The Brexit trade talks between Britain and the European Union are entering the “last real major week,” UK Foreign Secretary Dominic Raab says.
“I do think this is a very significant week, the last real major week, subject to any further postponement of the goalposts in terms of the timing,” Raab told the BBC on Nov 29.
Face-to-face negotiations between Britain and the EU restarted on Nov. 28, with just five weeks left before the UK leaves the EU single market at the end of the year.
“We’re down to really two basic issues, but I think in particular the issue around fisheries,” Raab told the BBC’s ”Andrew Marr Show.”
A deal is possible if the EU accepts the “point of principle” that the UK will have control over its own fishing grounds after the transition, he said.
“We ought to be able on both sides to resolve fisheries, if you take the context of the wider economic gains and potential downsides of not having a further deal.”
The UK officially pulled out of the EU in January but entered a transition period in which trading arrangements—such as tariffs and quotas—remained unaltered. That transition ends at midnight on Dec. 31.

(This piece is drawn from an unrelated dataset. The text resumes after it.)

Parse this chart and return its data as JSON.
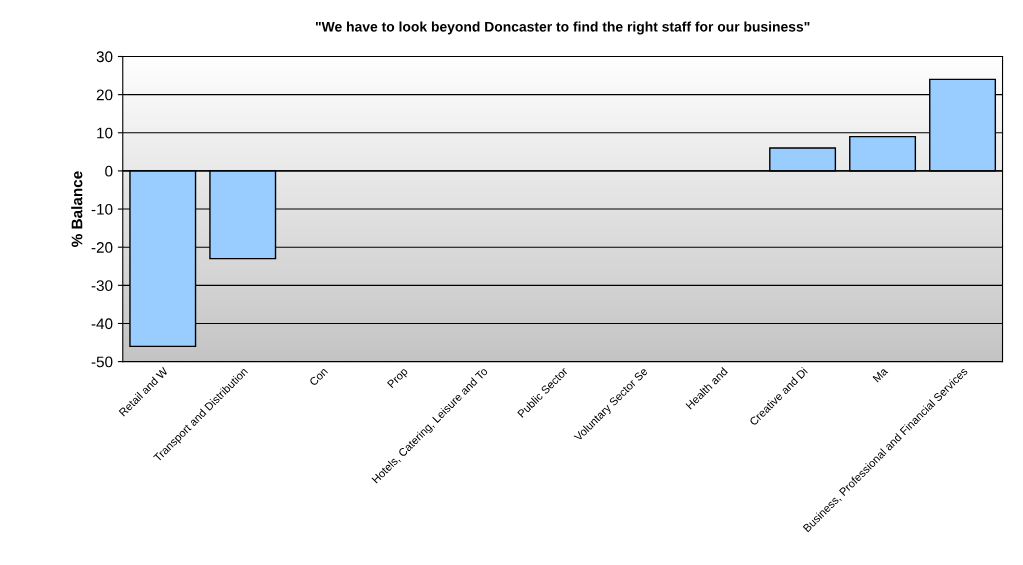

Barnier said on Nov. 27 that “same significant divergences persist” between the two sides.
One of the key sticking points is fishing rights: politically symbolic to the British, and also to the French.

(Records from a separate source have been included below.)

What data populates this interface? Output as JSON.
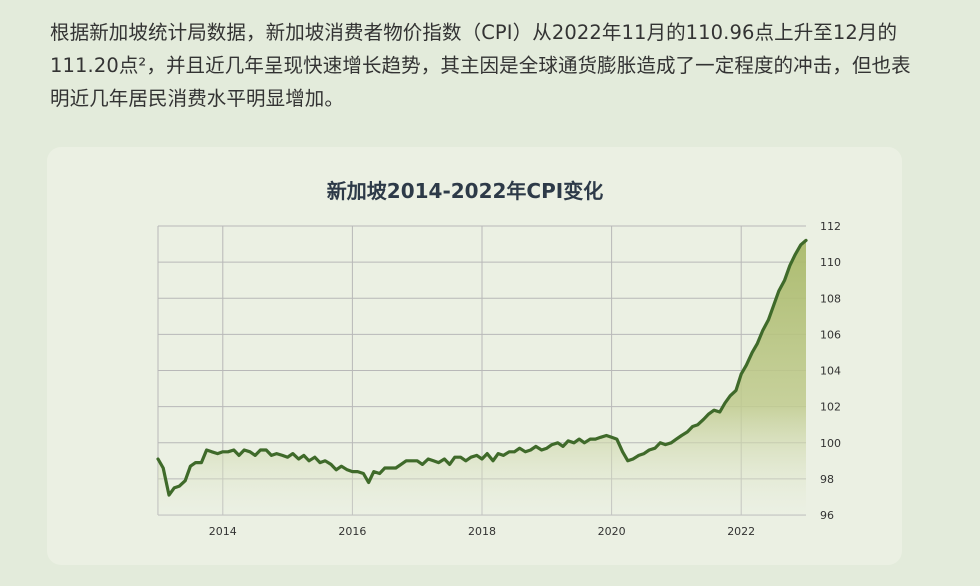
{
  "intro_text": "根据新加坡统计局数据，新加坡消费者物价指数（CPI）从2022年11月的110.96点上升至12月的111.20点²，并且近几年呈现快速增长趋势，其主因是全球通货膨胀造成了一定程度的冲击，但也表明近几年居民消费水平明显增加。",
  "colors": {
    "line": "#3f6a2a",
    "fill": "#b5c27e",
    "grid": "#b8b8b8"
  },
  "chart_data": {
    "type": "area",
    "title": "新加坡2014-2022年CPI变化",
    "xlabel": "",
    "ylabel": "",
    "xlim": [
      2013.0,
      2023.0
    ],
    "ylim": [
      96,
      112
    ],
    "x_ticks": [
      2014,
      2016,
      2018,
      2020,
      2022
    ],
    "y_ticks": [
      96,
      98,
      100,
      102,
      104,
      106,
      108,
      110,
      112
    ],
    "grid": true,
    "legend": "none",
    "series": [
      {
        "points": [
          [
            2013.0,
            99.1
          ],
          [
            2013.08,
            98.6
          ],
          [
            2013.17,
            97.1
          ],
          [
            2013.25,
            97.5
          ],
          [
            2013.33,
            97.6
          ],
          [
            2013.42,
            97.9
          ],
          [
            2013.5,
            98.7
          ],
          [
            2013.58,
            98.9
          ],
          [
            2013.67,
            98.9
          ],
          [
            2013.75,
            99.6
          ],
          [
            2013.83,
            99.5
          ],
          [
            2013.92,
            99.4
          ],
          [
            2014.0,
            99.5
          ],
          [
            2014.08,
            99.5
          ],
          [
            2014.17,
            99.6
          ],
          [
            2014.25,
            99.3
          ],
          [
            2014.33,
            99.6
          ],
          [
            2014.42,
            99.5
          ],
          [
            2014.5,
            99.3
          ],
          [
            2014.58,
            99.6
          ],
          [
            2014.67,
            99.6
          ],
          [
            2014.75,
            99.3
          ],
          [
            2014.83,
            99.4
          ],
          [
            2014.92,
            99.3
          ],
          [
            2015.0,
            99.2
          ],
          [
            2015.08,
            99.4
          ],
          [
            2015.17,
            99.1
          ],
          [
            2015.25,
            99.3
          ],
          [
            2015.33,
            99.0
          ],
          [
            2015.42,
            99.2
          ],
          [
            2015.5,
            98.9
          ],
          [
            2015.58,
            99.0
          ],
          [
            2015.67,
            98.8
          ],
          [
            2015.75,
            98.5
          ],
          [
            2015.83,
            98.7
          ],
          [
            2015.92,
            98.5
          ],
          [
            2016.0,
            98.4
          ],
          [
            2016.08,
            98.4
          ],
          [
            2016.17,
            98.3
          ],
          [
            2016.25,
            97.8
          ],
          [
            2016.33,
            98.4
          ],
          [
            2016.42,
            98.3
          ],
          [
            2016.5,
            98.6
          ],
          [
            2016.58,
            98.6
          ],
          [
            2016.67,
            98.6
          ],
          [
            2016.75,
            98.8
          ],
          [
            2016.83,
            99.0
          ],
          [
            2016.92,
            99.0
          ],
          [
            2017.0,
            99.0
          ],
          [
            2017.08,
            98.8
          ],
          [
            2017.17,
            99.1
          ],
          [
            2017.25,
            99.0
          ],
          [
            2017.33,
            98.9
          ],
          [
            2017.42,
            99.1
          ],
          [
            2017.5,
            98.8
          ],
          [
            2017.58,
            99.2
          ],
          [
            2017.67,
            99.2
          ],
          [
            2017.75,
            99.0
          ],
          [
            2017.83,
            99.2
          ],
          [
            2017.92,
            99.3
          ],
          [
            2018.0,
            99.1
          ],
          [
            2018.08,
            99.4
          ],
          [
            2018.17,
            99.0
          ],
          [
            2018.25,
            99.4
          ],
          [
            2018.33,
            99.3
          ],
          [
            2018.42,
            99.5
          ],
          [
            2018.5,
            99.5
          ],
          [
            2018.58,
            99.7
          ],
          [
            2018.67,
            99.5
          ],
          [
            2018.75,
            99.6
          ],
          [
            2018.83,
            99.8
          ],
          [
            2018.92,
            99.6
          ],
          [
            2019.0,
            99.7
          ],
          [
            2019.08,
            99.9
          ],
          [
            2019.17,
            100.0
          ],
          [
            2019.25,
            99.8
          ],
          [
            2019.33,
            100.1
          ],
          [
            2019.42,
            100.0
          ],
          [
            2019.5,
            100.2
          ],
          [
            2019.58,
            100.0
          ],
          [
            2019.67,
            100.2
          ],
          [
            2019.75,
            100.2
          ],
          [
            2019.83,
            100.3
          ],
          [
            2019.92,
            100.4
          ],
          [
            2020.0,
            100.3
          ],
          [
            2020.08,
            100.2
          ],
          [
            2020.17,
            99.5
          ],
          [
            2020.25,
            99.0
          ],
          [
            2020.33,
            99.1
          ],
          [
            2020.42,
            99.3
          ],
          [
            2020.5,
            99.4
          ],
          [
            2020.58,
            99.6
          ],
          [
            2020.67,
            99.7
          ],
          [
            2020.75,
            100.0
          ],
          [
            2020.83,
            99.9
          ],
          [
            2020.92,
            100.0
          ],
          [
            2021.0,
            100.2
          ],
          [
            2021.08,
            100.4
          ],
          [
            2021.17,
            100.6
          ],
          [
            2021.25,
            100.9
          ],
          [
            2021.33,
            101.0
          ],
          [
            2021.42,
            101.3
          ],
          [
            2021.5,
            101.6
          ],
          [
            2021.58,
            101.8
          ],
          [
            2021.67,
            101.7
          ],
          [
            2021.75,
            102.2
          ],
          [
            2021.83,
            102.6
          ],
          [
            2021.92,
            102.9
          ],
          [
            2022.0,
            103.8
          ],
          [
            2022.08,
            104.3
          ],
          [
            2022.17,
            105.0
          ],
          [
            2022.25,
            105.5
          ],
          [
            2022.33,
            106.2
          ],
          [
            2022.42,
            106.8
          ],
          [
            2022.5,
            107.6
          ],
          [
            2022.58,
            108.4
          ],
          [
            2022.67,
            109.0
          ],
          [
            2022.75,
            109.8
          ],
          [
            2022.83,
            110.4
          ],
          [
            2022.92,
            110.96
          ],
          [
            2023.0,
            111.2
          ]
        ]
      }
    ]
  }
}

In addition to the largely symbolic issue of fishing rights are two other issues: an economic “level playing field” between the two blocs and agreeing on how to settle trade disputes.
UK negotiators are demanding that the deal must respect the sovereignty that many Brexit voters felt was undermined by EU membership. However, the EU is unwilling to set up a deal too similar to deals with far-flung nations such as Canada, saying that the proximity of the UK brings different dynamics into play.
Prime Minister Boris Johnson has stuck to his mantra that the UK can prosper if no deal is struck.